Fears of war drive voters to Sharon

An ultra-Orthodox Jew passes a poster for Ariel Sharon, who polls show leads the Israeli election race by 22 per cent

Fears of war drive voters to Sharon

THURSDAY FEBRUARY 01 2001

FROM SAM KILEY IN RAANANA

THE sounds of a tennis game filter through the bougainvillea hedges of the local country club and luxury cars glide by new glass buildings. In the largely English-speaking Israeli town of Raanana, the conversation has, however, turned from the latest cricket Test results to war.

In the last election for the Prime Minister 18 months ago, Barbara Grant and her husband, Cyril, a retired computer engineer and entrepreneur, voted for Ehud Barak, the Labour leader. Now, however, they feel under threat and believe that only one man — Ariel Sharon, the former general and Defence Minister — can save them. He is poised to trounce Mr. Barak in elections next Tuesday.

“I don’t like Sharon and I don’t like his history,” Mr Grant, 74, said. “All we really want is to live in peace with our neighbors, but we have lost faith in Yassir Arafat’s commitment to peace and in Barak’s ability to protect the State or deliver on peace.”

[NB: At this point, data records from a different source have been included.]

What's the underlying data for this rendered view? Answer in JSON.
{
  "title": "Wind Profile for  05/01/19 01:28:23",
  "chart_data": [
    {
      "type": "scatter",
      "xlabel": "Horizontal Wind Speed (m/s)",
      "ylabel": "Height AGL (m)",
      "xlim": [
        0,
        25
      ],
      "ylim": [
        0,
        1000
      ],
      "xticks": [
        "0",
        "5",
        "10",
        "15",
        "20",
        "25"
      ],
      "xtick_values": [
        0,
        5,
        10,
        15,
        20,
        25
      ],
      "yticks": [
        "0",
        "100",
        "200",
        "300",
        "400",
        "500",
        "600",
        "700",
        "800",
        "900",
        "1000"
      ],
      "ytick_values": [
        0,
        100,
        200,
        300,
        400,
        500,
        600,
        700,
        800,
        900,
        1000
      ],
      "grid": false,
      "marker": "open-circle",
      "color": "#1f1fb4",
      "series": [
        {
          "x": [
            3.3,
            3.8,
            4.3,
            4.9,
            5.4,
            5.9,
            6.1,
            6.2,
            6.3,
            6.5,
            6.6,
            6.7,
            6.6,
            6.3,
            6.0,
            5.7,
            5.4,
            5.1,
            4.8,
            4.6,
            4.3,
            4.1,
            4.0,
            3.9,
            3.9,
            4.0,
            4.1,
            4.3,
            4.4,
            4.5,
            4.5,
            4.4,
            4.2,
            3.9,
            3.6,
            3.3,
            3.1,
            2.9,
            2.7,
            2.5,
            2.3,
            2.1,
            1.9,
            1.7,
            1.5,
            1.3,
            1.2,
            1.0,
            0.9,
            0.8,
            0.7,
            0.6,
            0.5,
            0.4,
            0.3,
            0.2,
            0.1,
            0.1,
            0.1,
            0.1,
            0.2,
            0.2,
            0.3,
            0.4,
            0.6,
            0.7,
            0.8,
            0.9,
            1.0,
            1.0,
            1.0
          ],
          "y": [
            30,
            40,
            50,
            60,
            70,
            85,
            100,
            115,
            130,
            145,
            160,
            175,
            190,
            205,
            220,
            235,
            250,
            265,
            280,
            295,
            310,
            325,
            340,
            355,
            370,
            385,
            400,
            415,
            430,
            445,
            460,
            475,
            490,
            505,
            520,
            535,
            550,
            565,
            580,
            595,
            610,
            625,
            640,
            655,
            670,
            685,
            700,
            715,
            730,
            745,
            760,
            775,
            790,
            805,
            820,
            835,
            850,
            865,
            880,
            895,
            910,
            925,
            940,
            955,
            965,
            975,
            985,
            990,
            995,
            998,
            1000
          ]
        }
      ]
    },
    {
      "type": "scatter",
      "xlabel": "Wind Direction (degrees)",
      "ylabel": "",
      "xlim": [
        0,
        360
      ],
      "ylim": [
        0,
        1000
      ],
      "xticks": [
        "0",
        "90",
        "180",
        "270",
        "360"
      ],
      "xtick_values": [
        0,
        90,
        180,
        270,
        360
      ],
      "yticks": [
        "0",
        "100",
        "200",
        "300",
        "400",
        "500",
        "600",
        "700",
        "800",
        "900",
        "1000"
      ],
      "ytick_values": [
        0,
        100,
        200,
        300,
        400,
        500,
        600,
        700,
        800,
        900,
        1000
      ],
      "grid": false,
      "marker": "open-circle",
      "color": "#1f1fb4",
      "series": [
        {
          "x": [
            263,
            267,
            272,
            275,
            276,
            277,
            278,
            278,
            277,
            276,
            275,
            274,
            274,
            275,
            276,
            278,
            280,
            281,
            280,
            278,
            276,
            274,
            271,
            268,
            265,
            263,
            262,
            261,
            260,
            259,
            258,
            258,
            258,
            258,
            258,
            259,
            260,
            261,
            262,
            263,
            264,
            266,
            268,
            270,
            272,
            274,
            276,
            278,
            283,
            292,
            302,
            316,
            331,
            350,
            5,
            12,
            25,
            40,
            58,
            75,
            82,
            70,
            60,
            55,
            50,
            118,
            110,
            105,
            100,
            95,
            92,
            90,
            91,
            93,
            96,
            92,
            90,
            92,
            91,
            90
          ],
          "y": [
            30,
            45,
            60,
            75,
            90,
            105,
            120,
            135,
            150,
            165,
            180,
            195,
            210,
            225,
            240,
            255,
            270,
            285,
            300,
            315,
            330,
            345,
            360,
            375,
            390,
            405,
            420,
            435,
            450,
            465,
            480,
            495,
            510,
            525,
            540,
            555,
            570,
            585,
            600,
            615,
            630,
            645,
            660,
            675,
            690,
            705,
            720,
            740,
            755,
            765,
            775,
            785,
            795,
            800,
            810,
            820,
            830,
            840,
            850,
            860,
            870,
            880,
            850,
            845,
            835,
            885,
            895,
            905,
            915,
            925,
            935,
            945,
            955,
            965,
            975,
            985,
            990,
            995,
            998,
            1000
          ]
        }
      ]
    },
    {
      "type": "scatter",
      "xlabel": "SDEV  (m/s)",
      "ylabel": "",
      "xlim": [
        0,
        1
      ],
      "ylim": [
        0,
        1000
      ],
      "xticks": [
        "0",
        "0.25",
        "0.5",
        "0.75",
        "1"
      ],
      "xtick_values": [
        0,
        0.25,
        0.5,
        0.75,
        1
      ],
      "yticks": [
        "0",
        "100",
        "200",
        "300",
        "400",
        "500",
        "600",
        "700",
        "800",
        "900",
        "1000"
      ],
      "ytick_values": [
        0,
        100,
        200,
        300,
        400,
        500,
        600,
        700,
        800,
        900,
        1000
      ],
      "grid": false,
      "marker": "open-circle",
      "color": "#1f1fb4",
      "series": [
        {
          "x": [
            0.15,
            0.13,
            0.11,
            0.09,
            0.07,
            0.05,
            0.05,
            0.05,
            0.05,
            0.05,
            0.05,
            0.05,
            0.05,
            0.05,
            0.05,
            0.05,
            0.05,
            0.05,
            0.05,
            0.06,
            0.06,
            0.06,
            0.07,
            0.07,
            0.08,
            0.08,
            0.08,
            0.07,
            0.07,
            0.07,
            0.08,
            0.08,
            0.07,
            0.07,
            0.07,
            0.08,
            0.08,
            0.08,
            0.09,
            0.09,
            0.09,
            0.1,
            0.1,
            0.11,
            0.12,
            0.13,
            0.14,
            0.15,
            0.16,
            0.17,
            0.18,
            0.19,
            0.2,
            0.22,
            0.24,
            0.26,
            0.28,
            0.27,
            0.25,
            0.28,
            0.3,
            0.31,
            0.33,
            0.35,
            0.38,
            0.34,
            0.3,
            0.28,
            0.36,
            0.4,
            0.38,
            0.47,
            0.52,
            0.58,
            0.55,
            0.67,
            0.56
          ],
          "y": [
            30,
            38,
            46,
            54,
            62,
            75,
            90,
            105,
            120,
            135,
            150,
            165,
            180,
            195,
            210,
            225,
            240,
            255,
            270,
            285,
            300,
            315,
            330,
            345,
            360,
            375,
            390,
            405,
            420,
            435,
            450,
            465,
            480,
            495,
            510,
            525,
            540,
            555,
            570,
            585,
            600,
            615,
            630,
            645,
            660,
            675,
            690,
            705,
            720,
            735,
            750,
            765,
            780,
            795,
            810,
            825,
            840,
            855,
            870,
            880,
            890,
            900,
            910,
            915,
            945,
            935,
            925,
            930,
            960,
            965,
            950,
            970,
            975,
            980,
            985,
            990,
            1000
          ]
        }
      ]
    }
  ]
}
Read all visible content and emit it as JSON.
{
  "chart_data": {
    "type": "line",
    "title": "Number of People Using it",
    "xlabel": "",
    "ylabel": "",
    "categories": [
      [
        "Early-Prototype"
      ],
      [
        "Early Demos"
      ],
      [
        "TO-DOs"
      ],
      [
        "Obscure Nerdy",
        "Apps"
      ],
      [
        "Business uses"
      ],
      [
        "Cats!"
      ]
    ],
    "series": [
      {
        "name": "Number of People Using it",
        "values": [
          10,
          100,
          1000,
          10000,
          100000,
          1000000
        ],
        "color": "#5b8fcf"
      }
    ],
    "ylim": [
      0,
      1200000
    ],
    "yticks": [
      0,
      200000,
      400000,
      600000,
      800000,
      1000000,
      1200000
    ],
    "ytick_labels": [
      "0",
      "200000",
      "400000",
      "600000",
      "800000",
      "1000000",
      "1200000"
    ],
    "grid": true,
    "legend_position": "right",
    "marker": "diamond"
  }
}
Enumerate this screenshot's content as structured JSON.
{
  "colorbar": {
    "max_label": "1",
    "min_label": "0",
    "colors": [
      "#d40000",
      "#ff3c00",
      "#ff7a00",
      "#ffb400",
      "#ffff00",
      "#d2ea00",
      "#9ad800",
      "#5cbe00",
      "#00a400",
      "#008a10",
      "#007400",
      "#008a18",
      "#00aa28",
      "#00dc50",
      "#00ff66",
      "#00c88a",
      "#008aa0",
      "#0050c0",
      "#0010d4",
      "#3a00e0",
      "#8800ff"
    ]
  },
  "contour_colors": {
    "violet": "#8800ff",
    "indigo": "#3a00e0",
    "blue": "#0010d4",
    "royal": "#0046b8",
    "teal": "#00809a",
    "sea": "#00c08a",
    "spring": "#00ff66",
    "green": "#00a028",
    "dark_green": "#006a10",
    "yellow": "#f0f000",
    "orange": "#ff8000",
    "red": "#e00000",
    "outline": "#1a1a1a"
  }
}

In England the couple, who emigrated to Israel in 1996 from Richmond, southwest London, would be Blairite. In Israel they are moderately religious Jews who hold no great affection for the Jewish settlements on the West Bank. They do, however, believe strongly that Jerusalem is their capital and that the 3.5 million Palestinian refugees from the 1948 war, and their descendants, should not be allowed back to their homes in Israel.

“We have been forced into the conclusion that there is no possible chance for peace when the other side wants to see the destruction of Israel. All we can do is defend ourselves and vote for a tough man who is capable of doing that,” Mrs. Grant, 53, a systems analyst, said.

Now deep foreboding hangs over the lawns of Raanana. In 1999, voters such as the Grants saw Mr. Barak as a former general, a commando, who had an historic vision and would safeguard Israel’s future by handing over the West Bank and Gaza to Palestinian control. “What we got instead is close to a war. We now have seen that the Palestinians have never been interested in living in peace with us, they want to chuck us into the sea,” Mrs. Grant said.

That is why she is prepared to turn the clock back 20 years, to a time when Mr Sharon represented the hardest of the hardliners, who led Israel into Lebanon and was prepared to “be as tough as it takes” to fight off the country’s enemies.

Did Mrs. Grant ever think of heading back to Richmond? “Oh, yes,” she admitted.

“Only if we get hit with a nuclear or biological weapon,” her husband cut in.